Старпом вновь развернулся.
– Капитан, давай высадим его, как условлено! Тут всего ничего осталось!
Я заколебался было – действительно, что такое двенадцать донгов на полном ходу? А парню пилить на утлом челноке с аккумулятором и слабосильным электромотором…
И в этот момент неподалёку ахнул первый разрыв.
– Агента в шлюпку! Машинам полный назад!
Меня бросило грудью на край пульта – корабль будто осел в воду, тормозя полным назад. Гулко ахнул невдалеке второй разрыв и чуть погодя третий, ещё ближе.
– Грогл, откуда бьют? – шерсть на старпоме стояла дыбом.
– Спокойно, Бргарр… Это ничего… Это береговая батарея…
– Мы вне зоны досягаемости! Когда они успели поменять орудия?!
Грохнуло совсем рядом. Я вновь оскалился.
– Всё просто, Бргарр. Орудия прежние. Они только увеличили угол возвышения.
– Отсохни хвост!
– Шлюпка спущена! – донёсся металлический голос из рупора.
– Полный вперёд!
Винты, бесцельно молотившие воду с нулевым шагом, вновь потянули корабль вперёд, и «Белый клык» начал стремительно набирать ход. Снова грохнул недолёт, за ним перелёт. Спокойно, главное, спокойно… Радар у них никудышный, совсем плохой радар, раз не смогли отличить ударный крейсер от контрабандиста… Не попадут, зря снаряды тратят…

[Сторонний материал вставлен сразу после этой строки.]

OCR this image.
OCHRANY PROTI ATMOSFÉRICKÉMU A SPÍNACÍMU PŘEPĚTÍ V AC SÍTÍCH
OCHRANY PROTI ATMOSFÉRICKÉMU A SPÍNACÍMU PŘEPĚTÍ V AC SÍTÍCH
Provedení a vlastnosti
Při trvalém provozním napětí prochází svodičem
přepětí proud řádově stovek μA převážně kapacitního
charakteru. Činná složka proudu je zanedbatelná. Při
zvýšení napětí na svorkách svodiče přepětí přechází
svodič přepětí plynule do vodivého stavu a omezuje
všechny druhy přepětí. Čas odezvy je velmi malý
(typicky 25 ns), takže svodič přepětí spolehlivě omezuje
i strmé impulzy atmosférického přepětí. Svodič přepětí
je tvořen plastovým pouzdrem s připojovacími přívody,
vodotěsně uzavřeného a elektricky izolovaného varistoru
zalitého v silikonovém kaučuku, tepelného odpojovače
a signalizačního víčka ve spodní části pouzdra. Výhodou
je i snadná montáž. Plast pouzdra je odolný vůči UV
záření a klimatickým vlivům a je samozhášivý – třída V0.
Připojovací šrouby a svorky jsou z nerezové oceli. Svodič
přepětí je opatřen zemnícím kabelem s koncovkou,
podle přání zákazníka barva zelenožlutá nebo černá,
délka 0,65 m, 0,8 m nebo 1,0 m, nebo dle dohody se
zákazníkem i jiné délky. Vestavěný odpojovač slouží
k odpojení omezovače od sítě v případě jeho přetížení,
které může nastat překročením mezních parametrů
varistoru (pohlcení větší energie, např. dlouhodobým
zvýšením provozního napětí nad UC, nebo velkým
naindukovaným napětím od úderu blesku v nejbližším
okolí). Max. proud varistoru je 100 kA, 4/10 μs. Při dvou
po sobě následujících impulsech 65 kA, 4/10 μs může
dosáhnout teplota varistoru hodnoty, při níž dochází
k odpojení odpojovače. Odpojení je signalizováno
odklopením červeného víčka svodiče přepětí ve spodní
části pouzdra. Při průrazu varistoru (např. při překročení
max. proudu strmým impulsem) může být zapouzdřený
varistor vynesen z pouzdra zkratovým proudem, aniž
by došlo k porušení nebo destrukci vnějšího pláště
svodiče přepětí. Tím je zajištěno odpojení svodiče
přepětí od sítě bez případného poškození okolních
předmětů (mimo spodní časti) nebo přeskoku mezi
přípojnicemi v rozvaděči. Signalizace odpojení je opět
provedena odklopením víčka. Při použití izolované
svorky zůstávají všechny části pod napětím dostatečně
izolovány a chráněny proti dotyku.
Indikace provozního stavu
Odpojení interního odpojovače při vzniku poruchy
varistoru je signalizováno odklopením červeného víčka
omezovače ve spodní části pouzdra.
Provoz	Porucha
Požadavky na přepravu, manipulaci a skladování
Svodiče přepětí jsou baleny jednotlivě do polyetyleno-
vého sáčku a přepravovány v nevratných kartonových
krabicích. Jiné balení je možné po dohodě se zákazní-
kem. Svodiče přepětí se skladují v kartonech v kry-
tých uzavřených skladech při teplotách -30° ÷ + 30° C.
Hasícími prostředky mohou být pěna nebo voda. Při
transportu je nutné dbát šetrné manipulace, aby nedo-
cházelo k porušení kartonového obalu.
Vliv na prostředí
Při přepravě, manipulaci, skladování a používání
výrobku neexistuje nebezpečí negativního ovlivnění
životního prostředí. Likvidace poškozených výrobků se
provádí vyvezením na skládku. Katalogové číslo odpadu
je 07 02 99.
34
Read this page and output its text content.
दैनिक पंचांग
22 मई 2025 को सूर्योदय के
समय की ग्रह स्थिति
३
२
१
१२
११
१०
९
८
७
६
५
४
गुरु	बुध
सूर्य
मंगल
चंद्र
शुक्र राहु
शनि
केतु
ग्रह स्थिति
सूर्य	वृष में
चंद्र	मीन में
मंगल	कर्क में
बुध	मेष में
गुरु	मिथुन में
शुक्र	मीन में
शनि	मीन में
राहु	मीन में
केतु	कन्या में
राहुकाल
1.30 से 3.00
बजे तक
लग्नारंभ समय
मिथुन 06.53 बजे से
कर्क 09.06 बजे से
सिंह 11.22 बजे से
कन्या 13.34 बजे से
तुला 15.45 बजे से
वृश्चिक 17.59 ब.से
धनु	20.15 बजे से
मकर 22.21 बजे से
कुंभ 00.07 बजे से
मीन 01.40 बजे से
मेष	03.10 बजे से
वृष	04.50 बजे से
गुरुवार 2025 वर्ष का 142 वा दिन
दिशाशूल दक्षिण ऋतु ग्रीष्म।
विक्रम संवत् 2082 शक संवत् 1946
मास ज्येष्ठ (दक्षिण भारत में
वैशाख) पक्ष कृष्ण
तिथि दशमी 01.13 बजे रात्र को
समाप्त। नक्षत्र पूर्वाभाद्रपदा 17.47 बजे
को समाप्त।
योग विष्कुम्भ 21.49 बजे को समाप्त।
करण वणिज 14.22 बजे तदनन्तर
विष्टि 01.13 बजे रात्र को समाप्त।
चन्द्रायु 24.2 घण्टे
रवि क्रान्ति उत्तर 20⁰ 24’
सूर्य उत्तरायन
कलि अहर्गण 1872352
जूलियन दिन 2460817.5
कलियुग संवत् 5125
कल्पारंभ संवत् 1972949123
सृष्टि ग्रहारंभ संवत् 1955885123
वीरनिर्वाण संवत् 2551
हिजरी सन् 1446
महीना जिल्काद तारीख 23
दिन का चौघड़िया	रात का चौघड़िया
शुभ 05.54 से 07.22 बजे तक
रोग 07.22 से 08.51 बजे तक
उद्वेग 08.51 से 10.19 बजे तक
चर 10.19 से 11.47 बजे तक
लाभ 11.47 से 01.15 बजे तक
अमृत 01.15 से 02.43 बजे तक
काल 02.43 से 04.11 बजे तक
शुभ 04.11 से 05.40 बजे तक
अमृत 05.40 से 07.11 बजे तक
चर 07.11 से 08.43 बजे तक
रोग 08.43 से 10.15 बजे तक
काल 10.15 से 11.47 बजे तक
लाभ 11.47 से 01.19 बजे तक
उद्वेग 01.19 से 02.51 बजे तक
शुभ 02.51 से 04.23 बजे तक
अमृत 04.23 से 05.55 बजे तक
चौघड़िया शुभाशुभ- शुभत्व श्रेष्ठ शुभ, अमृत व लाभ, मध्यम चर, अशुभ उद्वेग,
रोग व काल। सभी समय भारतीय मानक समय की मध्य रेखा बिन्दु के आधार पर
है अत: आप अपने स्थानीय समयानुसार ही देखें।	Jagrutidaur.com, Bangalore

Корпус сотрясся от страшного удара. Взвыла и тут же заглохла сирена.
– Попадание в машинном! Бронепояс пробит!
– Повреждения?! – рявкнул я.
– Четвёртая турбина встала… смещение… Третья встала… повреждение редуктора… – посыпались доклады.
Снова грохнул близкий разрыв, но это уже не имело особого значения. В поведении пятен на экране радара наметились явные перемены – шедшие вроде бы по своим делам броненосцы изменили курс и прибавили ход. Пять утюгов, двадцать стволов. Плюс батарея, ещё шесть стволов в двух трёхорудийных башнях. Нет, не ещё, а главные шесть. Вести дуэль с береговой батареей, корректируя стрельбу по радару, бессмысленно. Во всяком случае, это задача не для одного покалеченного крейсера, даже ударного.
И вне всякого сомнения, уйти от эскадры на двух уцелевших турбинах, к тому же по одному борту, не удастся.